TERRY GROSS, HOST:
This is FRESH AIR. I’m Terry Gross. I want to read you the headline of an op-ed in The New York Times that recently caught my attention. It read “Surviving The Death Of My Son After Surviving The Death Of My Faith” (ph). That essay, by my guest, Amber Scorah, is about the shocking loss of her 4-month-old baby boy and then grieving without the reassurances and answers that her former faith would have provided. The essay was adapted from Scorah’s new memoir, “Leaving The Witness,” about her life as a third-generation Jehovah’s Witness.

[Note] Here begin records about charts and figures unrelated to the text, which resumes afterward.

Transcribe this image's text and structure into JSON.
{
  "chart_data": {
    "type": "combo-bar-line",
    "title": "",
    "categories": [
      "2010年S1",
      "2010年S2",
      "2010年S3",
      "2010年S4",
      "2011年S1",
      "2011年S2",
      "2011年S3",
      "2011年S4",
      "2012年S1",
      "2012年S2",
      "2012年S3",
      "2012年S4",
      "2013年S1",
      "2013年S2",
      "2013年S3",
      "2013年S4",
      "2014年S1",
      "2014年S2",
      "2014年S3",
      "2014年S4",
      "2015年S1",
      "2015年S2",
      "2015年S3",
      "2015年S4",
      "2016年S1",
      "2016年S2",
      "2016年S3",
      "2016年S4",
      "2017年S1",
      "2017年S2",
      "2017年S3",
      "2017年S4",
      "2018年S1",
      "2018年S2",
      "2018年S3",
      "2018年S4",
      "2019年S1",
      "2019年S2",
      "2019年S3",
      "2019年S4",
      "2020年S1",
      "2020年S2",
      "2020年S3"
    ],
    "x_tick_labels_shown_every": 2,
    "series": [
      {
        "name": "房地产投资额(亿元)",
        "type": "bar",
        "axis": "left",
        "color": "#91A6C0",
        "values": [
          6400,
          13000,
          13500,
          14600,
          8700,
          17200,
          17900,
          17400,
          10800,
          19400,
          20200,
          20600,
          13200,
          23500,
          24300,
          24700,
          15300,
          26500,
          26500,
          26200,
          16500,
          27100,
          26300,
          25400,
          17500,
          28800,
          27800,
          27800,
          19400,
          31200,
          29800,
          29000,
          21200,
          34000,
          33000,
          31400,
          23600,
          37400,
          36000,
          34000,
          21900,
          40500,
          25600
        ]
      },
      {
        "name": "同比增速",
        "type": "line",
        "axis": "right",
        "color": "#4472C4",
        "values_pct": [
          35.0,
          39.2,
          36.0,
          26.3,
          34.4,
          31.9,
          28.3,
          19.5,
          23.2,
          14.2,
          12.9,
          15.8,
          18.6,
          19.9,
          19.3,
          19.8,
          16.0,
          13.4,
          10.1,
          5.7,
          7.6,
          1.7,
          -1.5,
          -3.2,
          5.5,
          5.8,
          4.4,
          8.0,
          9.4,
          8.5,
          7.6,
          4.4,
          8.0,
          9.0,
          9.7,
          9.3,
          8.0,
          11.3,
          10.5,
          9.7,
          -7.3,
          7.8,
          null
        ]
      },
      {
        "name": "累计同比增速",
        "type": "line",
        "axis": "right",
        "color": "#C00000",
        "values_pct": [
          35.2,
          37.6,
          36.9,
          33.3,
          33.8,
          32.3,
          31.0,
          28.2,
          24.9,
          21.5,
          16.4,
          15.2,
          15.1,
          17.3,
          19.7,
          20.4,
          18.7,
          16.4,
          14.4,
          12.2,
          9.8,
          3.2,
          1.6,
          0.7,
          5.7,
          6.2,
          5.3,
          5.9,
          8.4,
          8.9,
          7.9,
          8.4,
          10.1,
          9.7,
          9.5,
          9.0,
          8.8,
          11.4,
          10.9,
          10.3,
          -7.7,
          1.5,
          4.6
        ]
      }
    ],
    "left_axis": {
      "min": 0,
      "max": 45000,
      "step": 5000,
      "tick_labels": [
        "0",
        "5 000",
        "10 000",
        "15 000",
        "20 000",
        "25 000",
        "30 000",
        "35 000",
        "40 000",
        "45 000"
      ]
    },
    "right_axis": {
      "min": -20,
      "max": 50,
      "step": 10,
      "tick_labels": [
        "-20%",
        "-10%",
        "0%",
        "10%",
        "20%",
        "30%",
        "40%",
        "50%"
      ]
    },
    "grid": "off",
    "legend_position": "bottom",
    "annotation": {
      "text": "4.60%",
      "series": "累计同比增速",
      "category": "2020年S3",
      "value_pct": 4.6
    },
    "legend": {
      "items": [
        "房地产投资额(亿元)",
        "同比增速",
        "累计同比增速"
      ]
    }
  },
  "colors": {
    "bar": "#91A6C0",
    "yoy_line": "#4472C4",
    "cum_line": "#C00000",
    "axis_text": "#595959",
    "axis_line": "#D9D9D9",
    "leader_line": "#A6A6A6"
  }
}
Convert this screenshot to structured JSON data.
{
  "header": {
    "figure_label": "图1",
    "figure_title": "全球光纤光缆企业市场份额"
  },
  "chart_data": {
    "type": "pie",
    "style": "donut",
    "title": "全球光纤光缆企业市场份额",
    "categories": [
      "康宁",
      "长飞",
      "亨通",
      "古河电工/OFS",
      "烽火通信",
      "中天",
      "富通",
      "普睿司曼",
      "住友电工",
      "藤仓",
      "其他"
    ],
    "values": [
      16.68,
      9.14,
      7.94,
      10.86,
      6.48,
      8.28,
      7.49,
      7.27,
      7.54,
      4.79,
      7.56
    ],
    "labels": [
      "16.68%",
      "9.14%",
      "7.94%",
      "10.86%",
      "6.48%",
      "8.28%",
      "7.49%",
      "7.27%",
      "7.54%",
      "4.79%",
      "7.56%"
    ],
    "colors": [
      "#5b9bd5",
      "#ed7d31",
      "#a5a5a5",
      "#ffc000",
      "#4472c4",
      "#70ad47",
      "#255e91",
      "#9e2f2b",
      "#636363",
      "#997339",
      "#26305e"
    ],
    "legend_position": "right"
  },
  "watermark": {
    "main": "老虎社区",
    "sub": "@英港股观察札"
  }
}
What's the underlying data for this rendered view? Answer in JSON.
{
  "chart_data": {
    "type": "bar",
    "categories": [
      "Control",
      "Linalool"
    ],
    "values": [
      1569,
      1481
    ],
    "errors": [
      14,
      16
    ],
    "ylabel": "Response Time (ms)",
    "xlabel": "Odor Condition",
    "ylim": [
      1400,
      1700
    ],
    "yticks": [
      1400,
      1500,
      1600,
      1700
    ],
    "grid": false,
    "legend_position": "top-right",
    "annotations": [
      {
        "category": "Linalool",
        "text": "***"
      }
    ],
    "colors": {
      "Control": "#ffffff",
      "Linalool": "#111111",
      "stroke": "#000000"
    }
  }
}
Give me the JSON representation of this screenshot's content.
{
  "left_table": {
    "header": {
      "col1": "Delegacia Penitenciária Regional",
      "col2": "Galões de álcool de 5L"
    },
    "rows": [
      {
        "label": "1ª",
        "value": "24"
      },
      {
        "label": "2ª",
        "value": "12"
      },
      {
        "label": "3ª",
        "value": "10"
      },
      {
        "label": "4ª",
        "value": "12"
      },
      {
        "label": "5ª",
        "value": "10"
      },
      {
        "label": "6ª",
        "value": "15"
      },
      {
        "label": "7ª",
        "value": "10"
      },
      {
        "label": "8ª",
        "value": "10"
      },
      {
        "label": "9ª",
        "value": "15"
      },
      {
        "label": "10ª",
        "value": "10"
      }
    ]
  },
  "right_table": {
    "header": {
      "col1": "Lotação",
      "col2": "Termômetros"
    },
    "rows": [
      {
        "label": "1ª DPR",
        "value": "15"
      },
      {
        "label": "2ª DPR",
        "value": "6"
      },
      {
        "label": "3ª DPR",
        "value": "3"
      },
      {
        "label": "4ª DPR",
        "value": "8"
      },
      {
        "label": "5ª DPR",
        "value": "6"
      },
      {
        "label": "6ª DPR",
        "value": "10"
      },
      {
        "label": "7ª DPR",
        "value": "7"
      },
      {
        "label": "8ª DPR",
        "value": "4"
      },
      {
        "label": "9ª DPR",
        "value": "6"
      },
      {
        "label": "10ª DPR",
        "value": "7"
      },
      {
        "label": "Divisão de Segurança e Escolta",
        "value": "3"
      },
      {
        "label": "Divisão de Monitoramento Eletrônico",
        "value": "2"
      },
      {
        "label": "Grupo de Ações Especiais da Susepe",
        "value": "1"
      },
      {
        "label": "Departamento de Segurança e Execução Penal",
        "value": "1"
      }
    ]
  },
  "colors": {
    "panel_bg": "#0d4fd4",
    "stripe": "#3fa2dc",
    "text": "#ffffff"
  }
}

She used to be a faithful believer. In her hometown, Vancouver, Canada, she knocked on doors missionizing, armed with copies of the Witness’ publication, “The Watchtower,” trying to warn people that Armageddon was imminent, and they would soon die and leave no trace behind unless they converted. Then she went to China, where the religion is outlawed, and tried to missionize there.
While in China, she started questioning the dogma she was taught, that she was now trying to teach others. She started challenging the lower position of women in the faith. And she broke some of the rules. As a result, elders shut her out of the religion. She was shunned, officially considered an apostate, which meant family and friends within the faith were obligated to stop communicating with her. She now lives in New York.
Amber Scorah, welcome to FRESH AIR. I think the only familiarity most Americans have with Jehovah’s Witnesses – what they’ve been told when witnesses go door to door, trying to convert people. And you used to do that back when you lived in your hometown, Vancouver. What did you tell people when you did it in Vancouver, when you knocked on their door and tried to convince them they should become a Jehovah’s Witness?
AMBER SCORAH: That’s a great question, and it’s hard to answer because I often didn’t get much of a chance to tell people what I wanted to tell them because when you’re a Jehovah’s Witness in much of the Western world, most people don’t answer their doors, or if they do, before you can get a word in, they usually tell you they’re not interested.
But what I wanted to tell them was, essentially – our message was that the end of the world was coming, but that there was a way to be saved, and the reason – the purpose for our visit was to save them. And it wasn’t just about the end of the world; the reason why we felt like we had a really positive message was that if they converted to become one of Jehovah’s Witnesses, they could live forever in paradise on Earth.
GROSS: So is that one of the differences between certain evangelicals who believe in the rapture, that we know when the end times come and they’re coming soon, that believing Christians will be raptured up to heaven, whereas Jehovah’s Witnesses believe that after Armageddon, that believers, Jehovah’s Witnesses, that they’re not going to heaven, they’re having paradise on earth?
SCORAH: Exactly, the vast majority. They do believe that a certain number that they’ve picked out of a bible book, Revelation, will go to heaven to be with Jesus. But the vast majority of people that are, you know, God’s true people will live on Earth. And how they get to this conclusion is they have a very literal interpretation of the Bible. So if you open up the book of Revelation, you can find – to sort of pick out from there, you know, different passages about an apocalypse, about a great crowd of people who will go on to live forever under God’s kingdom.
And then they have a few other scriptures they use from different places in the bible that talk about people living forever on earth. They sort of piece these things together to take – create this theology that says, you know, Adam and Eve were created onto the Earth in a paradise, and that God’s true purpose is one day to restore that paradise with his people there living on their earth.
GROSS: OK, so when Armageddon happens, believers – Jehovah’s Witnesses – will be in this earthly paradise. What happens to everybody else?
SCORAH: Essentially, Armageddon is God’s war to end wickedness. So that means that anyone who isn’t following the true faith – which in Jehovah’s Witness’ mind is themselves – will be cut off, destroyed, leaving over in this paradise only the people who are abiding by God’s laws, aka the Jehovah’s Witness doctrine.
GROSS: Is there a hell that everybody else goes to?
SCORAH: No, they don’t believe in hell; they just believe that those who are killed in Armageddon will just – they just die, and they have no chance of coming back.
GROSS: So what were some of the strict rules you had to live by that were different from strict rules in – that people follow in – who are orthodox or who are fundamentalist?
SCORAH: Well, it’s interesting. Yeah. Jehovah’s Witnesses, over the years, they sort of came up with different things that started to differentiate them from mainstream Christianity. A few of the more notable ones that people are aware of are that they don’t celebrate birthdays. They don’t celebrate Christmas. Really, almost any holidays, they don’t celebrate. And the reason for this is because a lot of those holidays and traditions have pagan roots.
Jehovah’s Witnesses believe that they’re the one true pure Christianity. And so they take it upon themselves to, like, look for things, almost, to make sure that their worship is the most pure. So those were definitely some of them. Preaching was another thing. Because it’s an apocalyptic religion, the thrust of almost everything you do when you’re part of a religion like this has to do with the fact that the world is ending.